= Broadus Erle =

American violinist

Broadus Erle (March 21, 1918 - April 6, 1977) was an American violinist.

Born in Chicago and reared in Toronto, Erle began his violin studies at age 3, taught by his mother, Brownie Earl. (She herself was a violin student of Broadus Farmer, after whom she named her son.) At age 5, he started taking lessons from Pasquale Briglia, concertmaster of the Detroit Symphony Orchestra. By age 6, he was concertizing extensively. He briefly attended the Curtis Institute twice, the first time at age 10, and the second time as a member of the class of 1940. He was also a student at Rollins College, where he was concertmaster of its orchestra.
According to Erle, his most important teacher was Alexander Bloch, a violinist, conductor, and composer who was once a student and assistant of Leopold Auer.
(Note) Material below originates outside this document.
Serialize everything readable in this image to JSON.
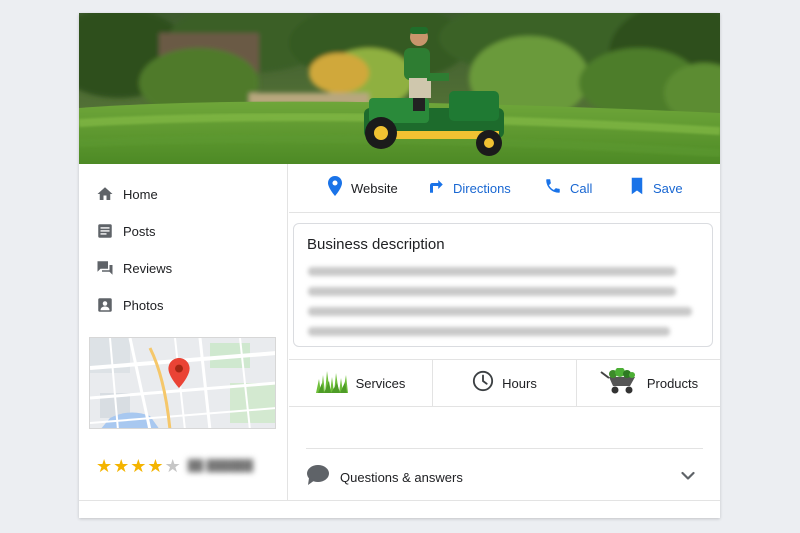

Erle married Hildegarde Rees on December 24, 1939. They had four children: Robin in 1942, Jacqueline in 1955, Douglas in 1958, and Brian in 1960. They divorced in 1962.

In the 1940s, Erle was concertmaster of the MGM Symphony Orchestra and the Columbia Symphony Orchestra.

Along with violist Walter Trampler, cellist Claus Adam, and violinist Matthew Raimondi, Erle formed in 1948 the highly regarded

New Music Quartet, which specialized in performing and recording modern music. He was the first violinist in this quartet for 8 years. From 1956 to 1960, he served as concertmaster of the newly founded Japan Philharmonic Orchestra in Tokyo. During this period, he also taught at the Toho School of Music in Tokyo.

Erle became a faculty member in the music school at Yale University in 1960 and made several recordings as first violinist of the Yale Quartet. Erle married violinist Yoko Matsuda in 1966, and subsequently married violinist Syoko Aki in 1968. Both were his former violin students at Yale whom he had met at the Toho School.

His other students at Yale have included Marin Alsop,

Ralph Evans,
Shem Guibbory,

Hu Nai-yuan,

Takako Nishizaki,

Peter Salaff,

and Daniel Stepner.

Erle died of cancer at age 59 at his home in Guilford, Connecticut.